Mechanistic differences between aryl iodide electrophiles and pronucleophiles in Pd-catalyzed coupling with cyclopropenes: a DFT study

Abstract

Computational studies were carried out to investigate the mechanisms of Pd-catalyzed ring-opening reactions of cyclopropenes with pronucleophiles (H-Nu) and aryl iodide electrophiles, respectively. The mechanistic path for the reaction of cyclopropenes with 2-methylmalononitrile mainly involves the ring-opening of cyclopropenes, isomerization, proton transfer, and nucleophilic attack. For the Pd-catalyzed arylation of cyclopropenes with aryl iodides, the mechanisms and chemo-selectivity are found to be dependent on the substituent attached to the C(sp³) atom of cyclopropenes. When a β-H atom is present in a group attached to the C(sp³) of cyclopropenes, the reaction could proceed successively through two catalytic cycles.
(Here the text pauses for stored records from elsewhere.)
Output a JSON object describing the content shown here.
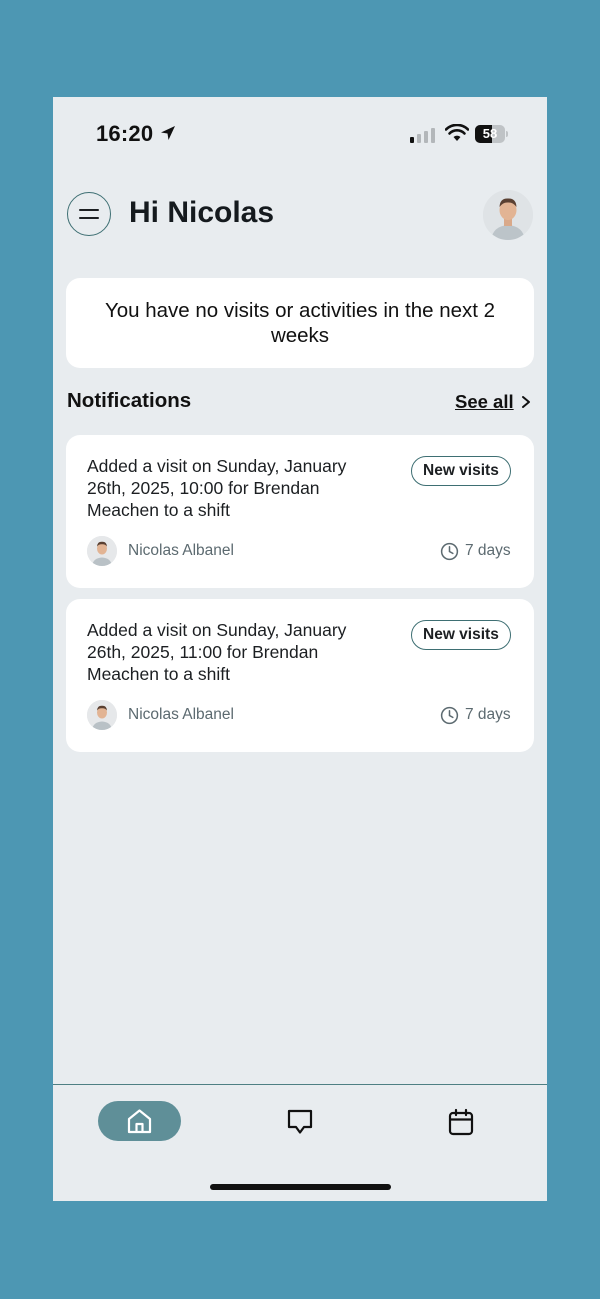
{
  "status_bar": {
    "time": "16:20",
    "battery_level": "58",
    "battery_fraction": 0.58,
    "icons": [
      "location-arrow-icon",
      "cellular-signal-icon",
      "wifi-icon",
      "battery-icon"
    ]
  },
  "header": {
    "greeting": "Hi Nicolas",
    "menu_icon": "hamburger-menu-icon",
    "avatar": "user-avatar"
  },
  "empty_state": {
    "message": "You have no visits or activities in the next 2 weeks"
  },
  "notifications": {
    "title": "Notifications",
    "see_all_label": "See all",
    "items": [
      {
        "text": "Added a visit on Sunday, January 26th, 2025, 10:00 for Brendan Meachen to a shift",
        "badge": "New visits",
        "author": "Nicolas Albanel",
        "age": "7 days"
      },
      {
        "text": "Added a visit on Sunday, January 26th, 2025, 11:00 for Brendan Meachen to a shift",
        "badge": "New visits",
        "author": "Nicolas Albanel",
        "age": "7 days"
      }
    ]
  },
  "bottom_nav": {
    "items": [
      {
        "icon": "home-icon",
        "active": true
      },
      {
        "icon": "chat-bubble-icon",
        "active": false
      },
      {
        "icon": "calendar-icon",
        "active": false
      }
    ]
  },
  "colors": {
    "page_background": "#4d97b3",
    "screen_background": "#e8ecef",
    "card_background": "#ffffff",
    "accent_teal": "#3e6f73",
    "active_nav": "#5f8f98"
  }
}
The first cycle mainly includes the oxidative addition of aryl iodides, migration insertion of cyclopropenes, and base-assisted β-H elimination, leading to an aryl cyclopropene derivative. In the second cycle, after the substrate of aryl iodide is completely transformed, the Pd(0) catalyst would further activate the generated aryl cyclopropene to form a metallacyclobutene intermediate. Subsequently, the formed metallacyclobutene intermediate could sequentially undergo isomerization, proton transfer, and base-assisted β-H elimination to furnish the conjugated diene product. However, if such a β-H atom is absent, the second cycle cannot be performed. As a result, the final product is the aryl cyclopropene generated in the first cycle.